Google is not being singled out for any other reason than it is a factual reflection of the predominant market platform and provides one very significant reason why enterprises may be slow in adopting mobile. The Apple iOS platform represents the best current enterprise solution from a consumerisation perspective, driven by its rich application ecosystem and Apples walled garden approach to its OS and hardware integration. After all, if you watch any office or secure working environment, mobile devices sneak through unchallenged and un –checked. The Android platform is the predominant platform for Ransom-ware and Trojan malware infestations, and is a ‘bridging channel’ to compromising interconnect networks.
The final session of the day by Benoy C S (Director & Head, Information & Communication Technologies Practice – Middle East, North Africa and South Asia, Frost &Sullivan Ashi Sheth, Manager Enterprise Platforms – Netflix) crystallised the principle drivers that enterprises can benefit from with a mobile agenda.
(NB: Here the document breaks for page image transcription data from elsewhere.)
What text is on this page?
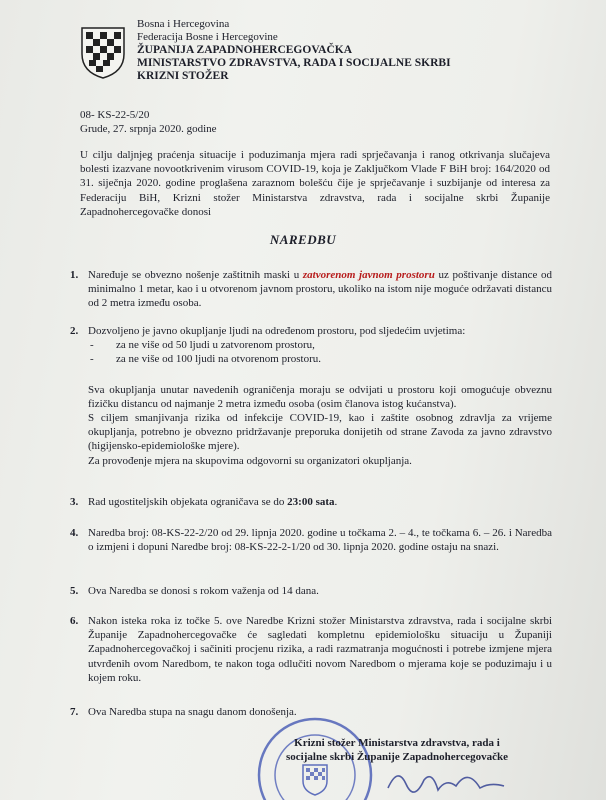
Bosna i Hercegovina
Federacija Bosne i Hercegovine
ŽUPANIJA ZAPADNOHERCEGOVAČKA
MINISTARSTVO ZDRAVSTVA, RADA I SOCIJALNE SKRBI
KRIZNI STOŽER
08- KS-22-5/20
Grude, 27. srpnja 2020. godine
U cilju daljnjeg praćenja situacije i poduzimanja mjera radi sprječavanja i ranog otkrivanja slučajeva bolesti izazvane novootkrivenim virusom COVID-19, koja je Zaključkom Vlade F BiH broj: 164/2020 od 31. siječnja 2020. godine proglašena zaraznom bolešću čije je sprječavanje i suzbijanje od interesa za Federaciju BiH, Krizni stožer Ministarstva zdravstva, rada i socijalne skrbi Županije Zapadnohercegovačke donosi
NAREDBU
1. Naređuje se obvezno nošenje zaštitnih maski u zatvorenom javnom prostoru uz poštivanje distance od minimalno 1 metar, kao i u otvorenom javnom prostoru, ukoliko na istom nije moguće održavati distancu od 2 metra između osoba.
2. Dozvoljeno je javno okupljanje ljudi na određenom prostoru, pod sljedećim uvjetima:
- za ne više od 50 ljudi u zatvorenom prostoru,
- za ne više od 100 ljudi na otvorenom prostoru.
Sva okupljanja unutar navedenih ograničenja moraju se odvijati u prostoru koji omogućuje obveznu fizičku distancu od najmanje 2 metra između osoba (osim članova istog kućanstva).
S ciljem smanjivanja rizika od infekcije COVID-19, kao i zaštite osobnog zdravlja za vrijeme okupljanja, potrebno je obvezno pridržavanje preporuka donijetih od strane Zavoda za javno zdravstvo (higijensko-epidemiološke mjere).
Za provođenje mjera na skupovima odgovorni su organizatori okupljanja.
3. Rad ugostiteljskih objekata ograničava se do 23:00 sata.
4. Naredba broj: 08-KS-22-2/20 od 29. lipnja 2020. godine u točkama 2. – 4., te točkama 6. – 26. i Naredba o izmjeni i dopuni Naredbe broj: 08-KS-22-2-1/20 od 30. lipnja 2020. godine ostaju na snazi.
5. Ova Naredba se donosi s rokom važenja od 14 dana.
6. Nakon isteka roka iz točke 5. ove Naredbe Krizni stožer Ministarstva zdravstva, rada i socijalne skrbi Županije Zapadnohercegovačke će sagledati kompletnu epidemiološku situaciju u Županiji Zapadnohercegovačkoj i sačiniti procjenu rizika, a radi razmatranja mogućnosti i potrebe izmjene mjera utvrđenih ovom Naredbom, te nakon toga odlučiti novom Naredbom o mjerama koje se poduzimaju i u kojem roku.
7. Ova Naredba stupa na snagu danom donošenja.
Krizni stožer Ministarstva zdravstva, rada i
socijalne skrbi Županije Zapadnohercegovačke
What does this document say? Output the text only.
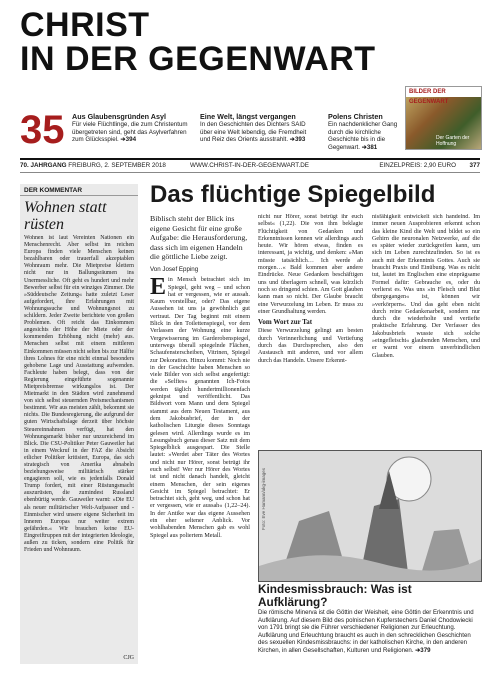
CHRIST
IN DER GEGENWART
BILDER DER GEGENWART
Der Garten der Hoffnung
35 Aus Glaubensgründen Asyl
Für viele Flüchtlinge, die zum Christentum übergetreten sind, geht das Asylverfahren zum Glücksspiel. ➔394
Eine Welt, längst vergangen
In den Geschichten des Dichters SAID über eine Welt lebendig, die Fremdheit und Reiz des Orients ausstrahlt. ➔393
Polens Christen
Ein nachdenklicher Gang durch die kirchliche Geschichte bis in die Gegenwart. ➔381
70. JAHRGANG FREIBURG, 2. SEPTEMBER 2018	WWW.CHRIST-IN-DER-GEGENWART.DE	EINZELPREIS: 2,90 EURO 377
DER KOMMENTAR
Wohnen statt rüsten
Wohnen ist laut Vereinten Nationen ein Menschenrecht. Aber selbst im reichen Europa finden viele Menschen keinen bezahlbaren oder trauerfall akzeptablen Wohnraum mehr. Die Mietpreise klettern nicht nur in Ballungsräumen ins Unermessliche. Oft geht es hundert und mehr Bewerber selbst für ein winziges Zimmer. Die »Süddeutsche Zeitung« hatte zuletzt Leser aufgefordert, ihre Erfahrungen mit Wohnungssuche und Wohnungsnot zu schildern. Jeder Zweite berichtete von großen Problemen. Oft reicht das Einkommen angesichts der Höhe der Miete oder der kommenden Erhöhung nicht (mehr) aus. Menschen selbst mit einem mittleren Einkommen müssen nicht selten bis zur Hälfte ihres Lohnes für eine nicht einmal besonders gehobene Lage und Ausstattung aufwenden. Fachleute haben belegt, dass von der Regierung eingeführte sogenannte Mietpreisbremse wirkungslos ist. Der Mietmarkt in den Städten wird zunehmend von sich selbst steuernden Preismechanismen bestimmt. Wir aus meisten zählt, bekommt sie nichts. Die Bundesregierung, die aufgrund der guten Wirtschaftslage derzeit über höchste Steuereinnahmen verfügt, hat den Wohnungsmarkt bisher nur unzureichend im Blick. Die CSU-Politiker Peter Gauweiler hat in einem Weckruf in der FAZ die Absicht etlicher Politiker kritisiert, Europa, das sich strategisch von Amerika abnabeln beziehungsweise militärisch stärker engagieren soll, wie es jedenfalls Donald Trump fordert, mit einer Rüstungsmacht auszurüsten, die zumindest Russland ebenbürtig werde. Gauweiler warnt: »Die EU als neuer militärischer Welt-Aufpasser und -Einmischer wird unsere eigene Sicherheit im Inneren Europas nur weiter extrem gefährden.« Wir brauchen keine EU-Eingreiftruppen mit der integrierten Ideologie, außen zu ticken, sondern eine Politik für Frieden und Wohnraum.
CJG
Das flüchtige Spiegelbild

Biblisch steht der Blick ins eigene Gesicht für eine große Aufgabe: die Herausforderung, dass sich im eigenen Handeln die göttliche Liebe zeigt.

Von Josef Epping

Ein Mensch betrachtet sich im Spiegel, geht weg – und schon hat er vergessen, wie er aussah. Kaum vorstellbar, oder? Das eigene Aussehen ist uns ja gewöhnlich gut vertraut. Der Tag beginnt mit einem Blick in den Toilettenspiegel, vor dem Verlassen der Wohnung eine kurze Vergewisserung im Garderobenspiegel, unterwegs überall spiegelnde Flächen, Schaufensterscheiben, Vitrinen, Spiegel zur Dekoration. Hinzu kommt: Noch nie in der Geschichte haben Menschen so viele Bilder von sich selbst angefertigt: die »Selfies« genannten Ich-Fotos werden täglich hundertmillionenfach geknipst und veröffentlicht. Das Bildwort vom Mann und dem Spiegel stammt aus dem Neuen Testament, aus dem Jakobusbrief, der in der katholischen Liturgie dieses Sonntags gelesen wird. Allerdings wurde es im Lesungsbuch genau dieser Satz mit dem Spiegelblick ausgespart. Die Stelle lautet: »Werdet aber Täter des Wortes und nicht nur Hörer, sonst betrügt ihr euch selbst! Wer nur Hörer des Wortes ist und nicht danach handelt, gleicht einem Menschen, der sein eigenes Gesicht im Spiegel betrachtet: Er betrachtet sich, geht weg, und schon hat er vergessen, wie er aussah« (1,22–24). In der Antike war das eigene Aussehen ein eher seltener Anblick. Vor wohlhabenden Menschen gab es wohl Spiegel aus poliertem Metall.

nicht nur Hörer, sonst betrügt ihr euch selbst« (1,22). Die von ihm beklagte Flüchtigkeit von Gedanken und Erkenntnissen kennen wir allerdings auch heute. Wir hören etwas, finden es interessant, ja wichtig, und denken: »Man müsste tatsächlich… Ich werde ab morgen…« Bald kommen aber andere Eindrücke. Neue Gedanken beschäftigen uns und überlagern schnell, was kürzlich noch so dringend schien. Am Gott glauben kann man so nicht. Der Glaube braucht eine Verwurzelung im Leben. Er muss zu einer Grundhaltung werden.

Vom Wort zur Tat

Diese Verwurzelung gelingt am besten durch Verinnerlichung und Vertiefung durch das Durchsprechen, also den Austausch mit anderen, und vor allem durch das Handeln. Unsere Erkennt-

nisfähigkeit entwickelt sich handelnd. Im immer neuen Ausprobieren erkennt schon das kleine Kind die Welt und bildet so ein Gehirn die neuronalen Netzwerke, auf die es später wieder zurückgreifen kann, um sich im Leben zurechtzufinden. So ist es auch mit der Erkenntnis Gottes. Auch sie braucht Praxis und Einübung. Was es nicht tut, lautet im Englischen eine einprägsame Formel dafür: Gebrauche es, oder du verlierst es. Was uns »in Fleisch und Blut übergegangen« ist, können wir »verkörpern«. Und das geht eben nicht durch reine Gedankenarbeit, sondern nur durch die wiederholte und vertiefte praktische Erfahrung. Der Verfasser des Jakobusbriefs wusste sich solche »eingefleischt« glaubenden Menschen, und er warnt vor einem unverbindlichen Glauben.

Foto: Eve Hamann/akg-images
Kindesmissbrauch: Was ist Aufklärung?
Die römische Minerva ist die Göttin der Weisheit, eine Göttin der Erkenntnis und Aufklärung. Auf diesem Bild des polnischen Kupferstechers Daniel Chodowiecki von 1791 bringt sie die Führer verschiedener Religionen zur Erleuchtung. Aufklärung und Erleuchtung braucht es auch in den schrecklichen Geschichten des sexuellen Kindesmissbrauchs: in der katholischen Kirche, in den anderen Kirchen, in allen Gesellschaften, Kulturen und Religionen. ➔379
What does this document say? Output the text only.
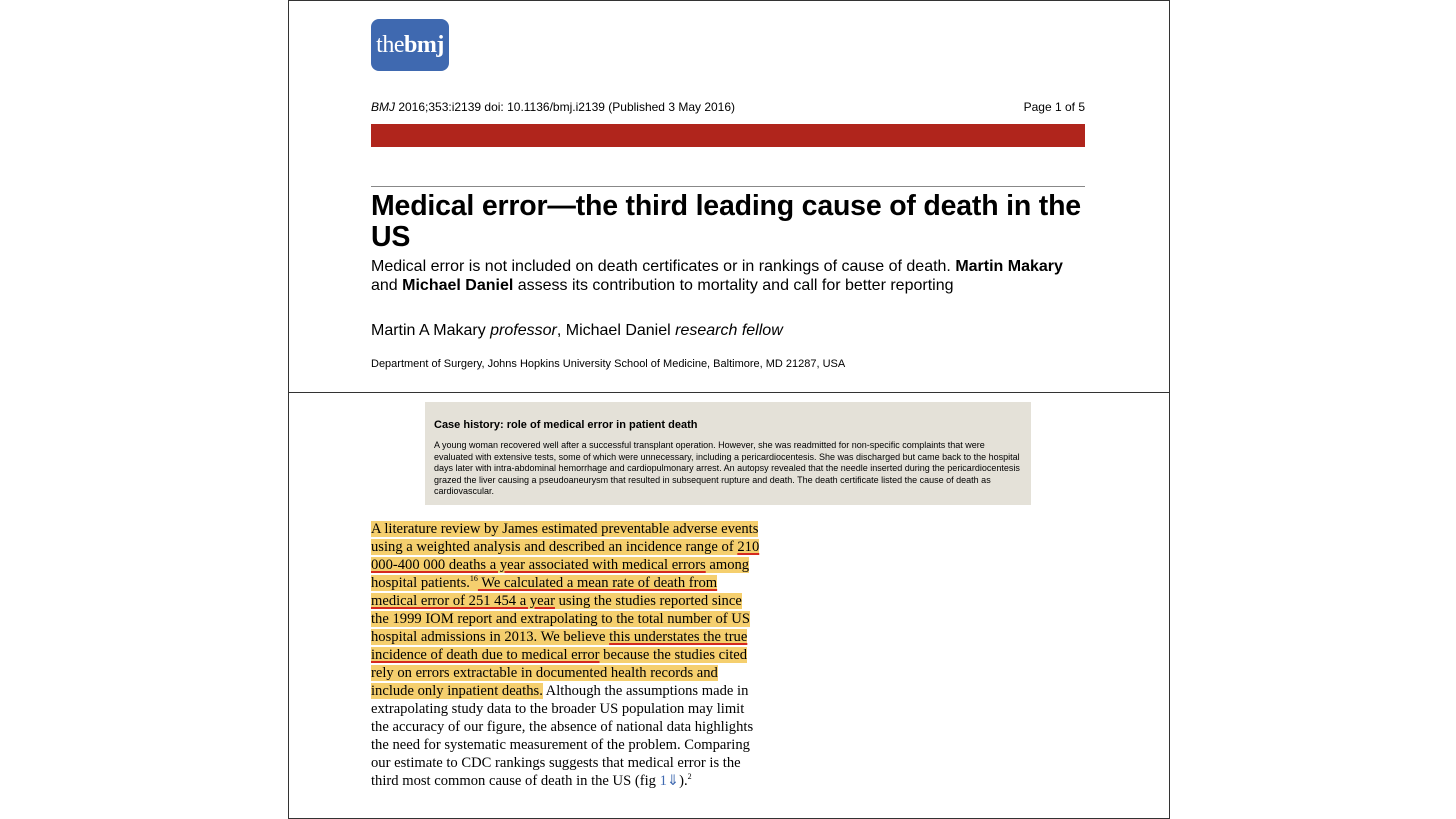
the bmj
BMJ 2016;353:i2139 doi: 10.1136/bmj.i2139 (Published 3 May 2016)	Page 1 of 5
Medical error—the third leading cause of death in the US
Medical error is not included on death certificates or in rankings of cause of death. Martin Makary and Michael Daniel assess its contribution to mortality and call for better reporting
Martin A Makary professor, Michael Daniel research fellow
Department of Surgery, Johns Hopkins University School of Medicine, Baltimore, MD 21287, USA
Case history: role of medical error in patient death
A young woman recovered well after a successful transplant operation. However, she was readmitted for non-specific complaints that were evaluated with extensive tests, some of which were unnecessary, including a pericardiocentesis. She was discharged but came back to the hospital days later with intra-abdominal hemorrhage and cardiopulmonary arrest. An autopsy revealed that the needle inserted during the pericardiocentesis grazed the liver causing a pseudoaneurysm that resulted in subsequent rupture and death. The death certificate listed the cause of death as cardiovascular.
A literature review by James estimated preventable adverse events using a weighted analysis and described an incidence range of 210 000-400 000 deaths a year associated with medical errors among hospital patients.$^{16}$ We calculated a mean rate of death from medical error of 251 454 a year using the studies reported since the 1999 IOM report and extrapolating to the total number of US hospital admissions in 2013. We believe this understates the true incidence of death due to medical error because the studies cited rely on errors extractable in documented health records and include only inpatient deaths. Although the assumptions made in extrapolating study data to the broader US population may limit the accuracy of our figure, the absence of national data highlights the need for systematic measurement of the problem. Comparing our estimate to CDC rankings suggests that medical error is the third most common cause of death in the US (fig 1⇓).$^2$
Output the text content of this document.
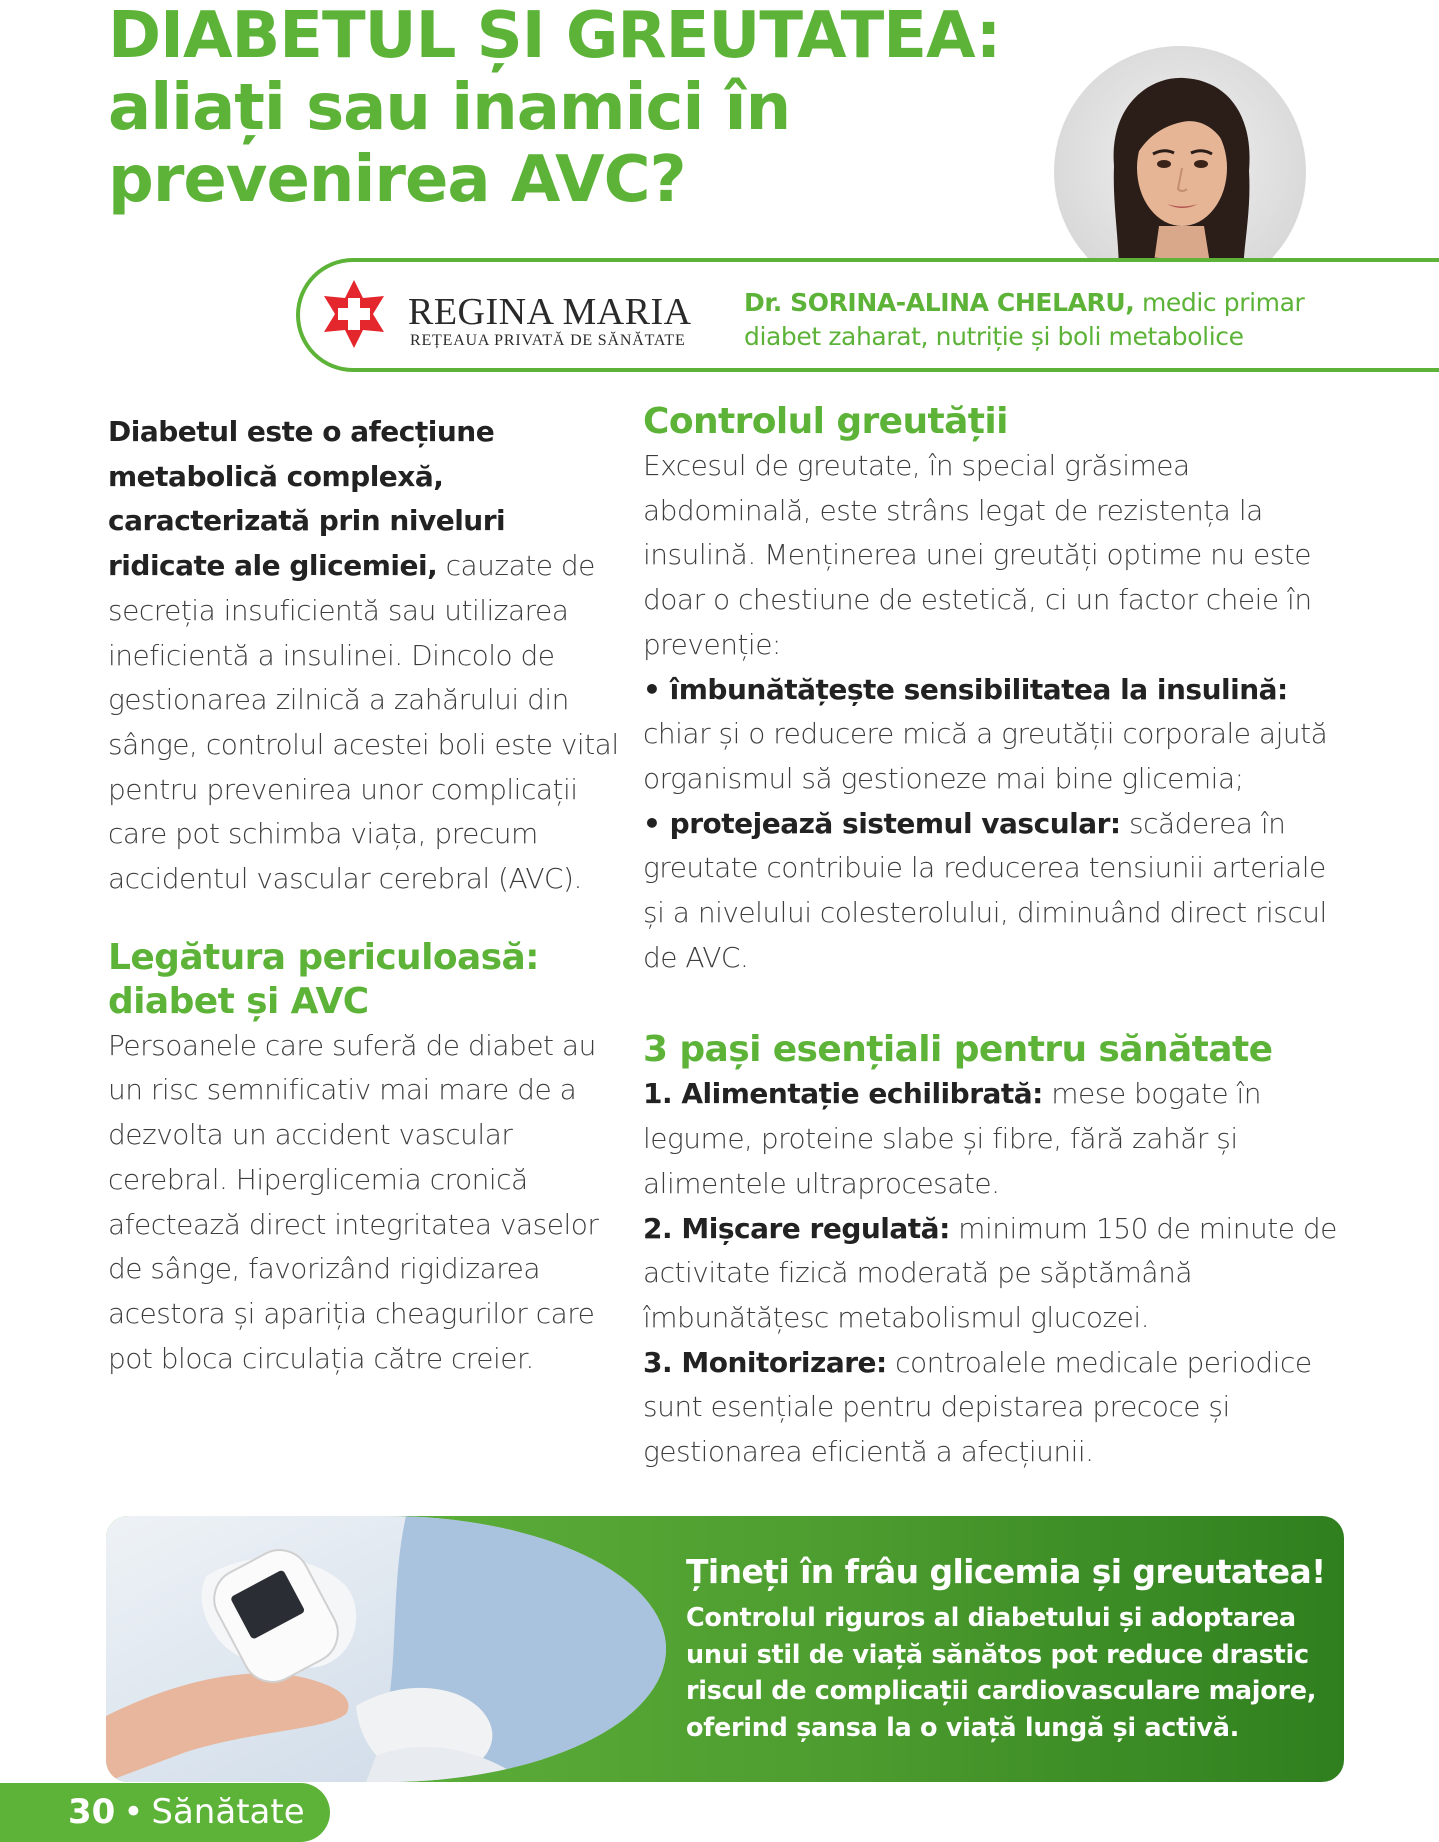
DIABETUL ȘI GREUTATEA:
aliați sau inamici în
prevenirea AVC?
REGINA MARIA
REȚEAUA PRIVATĂ DE SĂNĂTATE
Dr. SORINA-ALINA CHELARU, medic primar
diabet zaharat, nutriție și boli metabolice

Diabetul este o afecțiune metabolică complexă, caracterizată prin niveluri ridicate ale glicemiei, cauzate de secreția insuficientă sau utilizarea ineficientă a insulinei. Dincolo de gestionarea zilnică a zahărului din sânge, controlul acestei boli este vital pentru prevenirea unor complicații care pot schimba viața, precum accidentul vascular cerebral (AVC).

Legătura periculoasă: diabet și AVC

Persoanele care suferă de diabet au un risc semnificativ mai mare de a dezvolta un accident vascular cerebral. Hiperglicemia cronică afectează direct integritatea vaselor de sânge, favorizând rigidizarea acestora și apariția cheagurilor care pot bloca circulația către creier.

Controlul greutății

Excesul de greutate, în special grăsimea abdominală, este strâns legat de rezistența la insulină. Menținerea unei greutăți optime nu este doar o chestiune de estetică, ci un factor cheie în prevenție:

• îmbunătățește sensibilitatea la insulină: chiar și o reducere mică a greutății corporale ajută organismul să gestioneze mai bine glicemia;

• protejează sistemul vascular: scăderea în greutate contribuie la reducerea tensiunii arteriale și a nivelului colesterolului, diminuând direct riscul de AVC.

3 pași esențiali pentru sănătate

1. Alimentație echilibrată: mese bogate în legume, proteine slabe și fibre, fără zahăr și alimentele ultraprocesate.

2. Mișcare regulată: minimum 150 de minute de activitate fizică moderată pe săptămână îmbunătățesc metabolismul glucozei.

3. Monitorizare: controalele medicale periodice sunt esențiale pentru depistarea precoce și gestionarea eficientă a afecțiunii.

Țineți în frâu glicemia și greutatea!

Controlul riguros al diabetului și adoptarea unui stil de viață sănătos pot reduce drastic riscul de complicații cardiovasculare majore, oferind șansa la o viață lungă și activă.

30 • Sănătate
How consolidation, customisation, cloud, mobile app and content management should be the focus to fuel the next wave of enterprise innovation.
In summary, the biggest challenge for the mobile industry is to achieve a maturity of approach to the platforms being placed in the hands of end users, as this impacts everything from the management layers through to governance and security. Device manufactures have demonstrated a lack of backbone to drive a discipline and attitude change in the world’s leading Operating System provider Google, and Google have implied they have no desire to up their game. So the Apple and Microsoft approaches of Mobile Operating System control being imposed on device manufacturers is a light in the dark for enterprises looking for a reliable platform. Enterprises need to be able to focus on the software and service delivery to their end users and not have to worry about the platform.